Using the language of dynamical systems, Imitation learning (IL) provides an intuitive and effective way of teaching stable task-space motions to robots with goal convergence. Yet, these techniques are affected by serious limitations when it comes to ensuring safety and fulfillment of physical constraints. With this work, we propose to solve this challenge via TamedPUMA, an IL algorithm augmented with a recent development in motion planning called geometric fabrics. We explore two variations of this approach, which we name the forcing policy method and the compatible potential method. Making these combinations possible requires two enabling factors: the possibility of learning second-order dynamical systems by imitation and the availability of a potential function that is compatible with the learned dynamics. In this paper, we show how these conditions can be met when using an IL strategy called PUMA. The result is a stable imitation learning strategy within which we can seamlessly blend geometrical constraints like collision avoidance and joint limits. Beyond providing a theoretical analysis, we demonstrate TamedPUMA with simulated and real-world tasks, including a 7-degree-of-freedom manipulator that is trained to pick a tomato from a crate in the presence of obstacles.

Reactive grasp and motion planning for adaptive mobile manipulation among obstacles
Tomas Merva, Saray Bakker, Max Spahn, Ivan Virgala, Javier Alonso-Mora. In Robotics: Science and Systems, Workshop on Frontiers of Optimization for Robotics, 2024.

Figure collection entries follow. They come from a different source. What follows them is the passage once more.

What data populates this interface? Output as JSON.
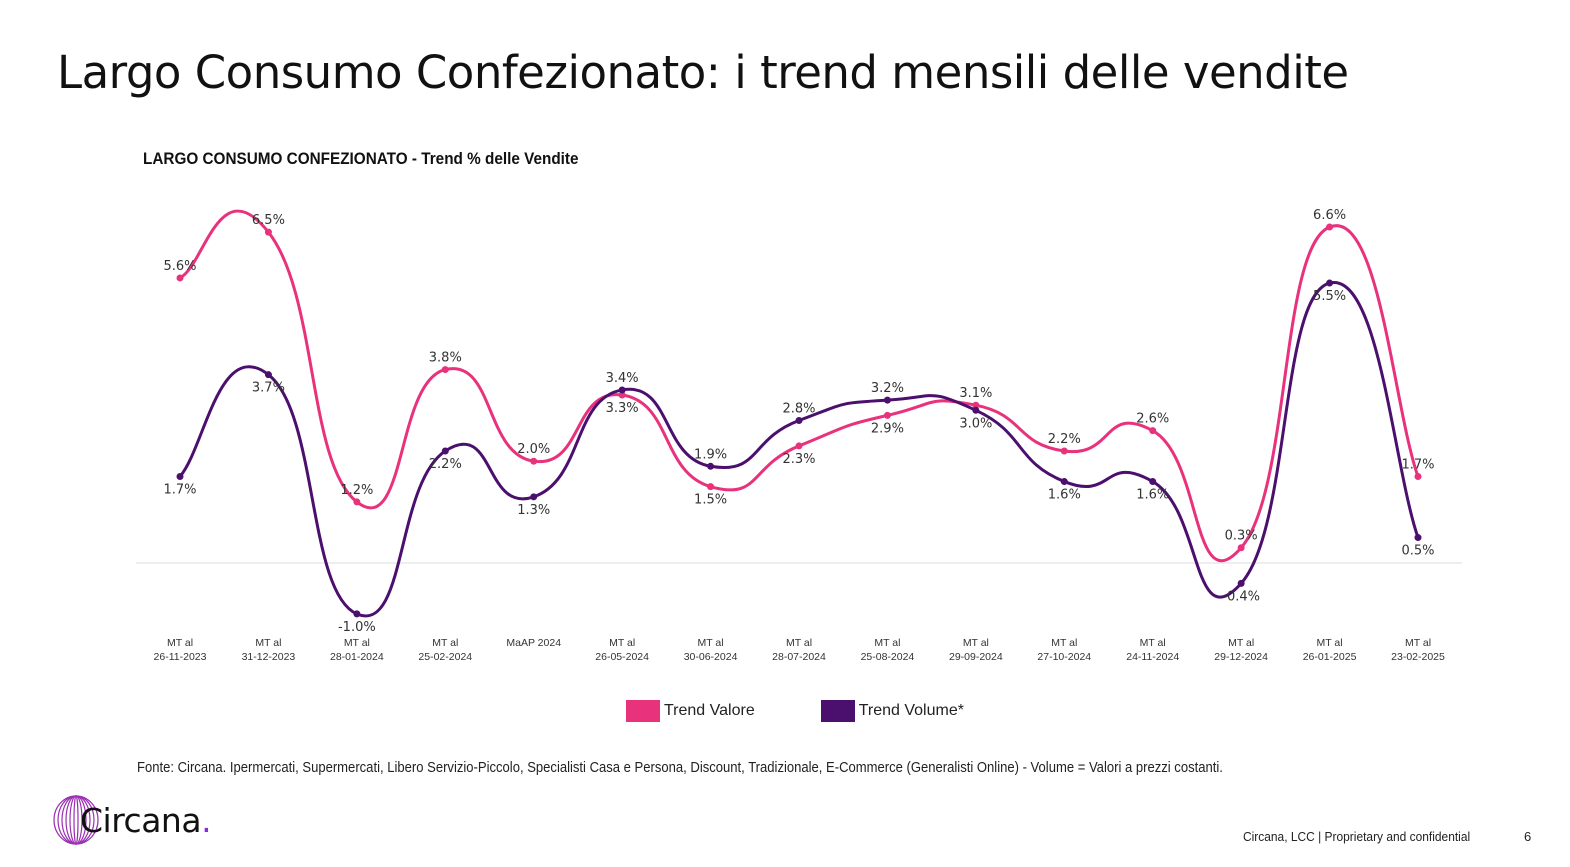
{
  "page": {
    "title": "Largo Consumo Confezionato: i trend mensili delle vendite",
    "source": "Fonte: Circana. Ipermercati, Supermercati, Libero Servizio-Piccolo, Specialisti Casa e Persona, Discount, Tradizionale, E-Commerce (Generalisti Online) - Volume = Valori a prezzi costanti.",
    "footer": "Circana, LCC |  Proprietary and confidential",
    "page_number": "6",
    "logo_text": "Circana",
    "logo_dot": "."
  },
  "chart_data": {
    "type": "line",
    "title": "LARGO CONSUMO CONFEZIONATO - Trend % delle Vendite",
    "categories": [
      [
        "MT al",
        "26-11-2023"
      ],
      [
        "MT al",
        "31-12-2023"
      ],
      [
        "MT al",
        "28-01-2024"
      ],
      [
        "MT al",
        "25-02-2024"
      ],
      [
        "MaAP 2024",
        ""
      ],
      [
        "MT al",
        "26-05-2024"
      ],
      [
        "MT al",
        "30-06-2024"
      ],
      [
        "MT al",
        "28-07-2024"
      ],
      [
        "MT al",
        "25-08-2024"
      ],
      [
        "MT al",
        "29-09-2024"
      ],
      [
        "MT al",
        "27-10-2024"
      ],
      [
        "MT al",
        "24-11-2024"
      ],
      [
        "MT al",
        "29-12-2024"
      ],
      [
        "MT al",
        "26-01-2025"
      ],
      [
        "MT al",
        "23-02-2025"
      ]
    ],
    "series": [
      {
        "name": "Trend Valore",
        "color": "#e8327c",
        "values": [
          5.6,
          6.5,
          1.2,
          3.8,
          2.0,
          3.3,
          1.5,
          2.3,
          2.9,
          3.1,
          2.2,
          2.6,
          0.3,
          6.6,
          1.7
        ]
      },
      {
        "name": "Trend Volume*",
        "color": "#4b0f6e",
        "values": [
          1.7,
          3.7,
          -1.0,
          2.2,
          1.3,
          3.4,
          1.9,
          2.8,
          3.2,
          3.0,
          1.6,
          1.6,
          -0.4,
          5.5,
          0.5
        ]
      }
    ],
    "value_format": "%",
    "zero_line": true,
    "grid": false,
    "legend_position": "bottom"
  }
}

Mobile manipulators are susceptible to situations in which the precomputed grasp pose is not reachable as the result of conflicts between collision avoidance behaviour and the manipulation task. In this work, we address this issue by combining real-time grasp planning with geometric motion planning for decentralized multi-agent systems, referred to as Reactive Grasp Fabrics (RGF). We optimize the precomputed grasp pose candidate to account for obstacles and the robot's kinematics. By leveraging a reactive geometric motion planner, specifically geometric fabrics, the grasp optimization problem can be simplified, resulting in a fast, adaptive framework that can resolve deadlock situations in pick-and-place tasks. We demonstrate the robustness of this approach by controlling a mobile manipulator in both simulation and real-world experiments in dynamic environments.

Multi-Robot Local Motion Planning Using Dynamic Optimization Fabrics
Saray Bakker, Luzia Knoedler, Max Spahn, Wendelin Boehmer, Javier Alonso-Mora. In Proc. IEEE International Symposium on Multi-Robot and Multi-Agent Systems, 2023.

In this paper, we address the problem of real-time motion planning for multiple robotic manipulators that operate in close proximity. We build upon the concept of dynamic fabrics and extend them to multi-robot systems, referred to as Multi-Robot Dynamic Fabrics (MRDF). This geometric method enables a very high planning frequency for high-dimensional systems at the expense of being reactive and prone to deadlocks. To detect and resolve deadlocks, we propose Rollout Fabrics where MRDF are forward simulated in a decentralized manner. We validate the methods in simulated close-proximity pick-and-place scenarios with multiple manipulators, showing high success rates and real-time performance.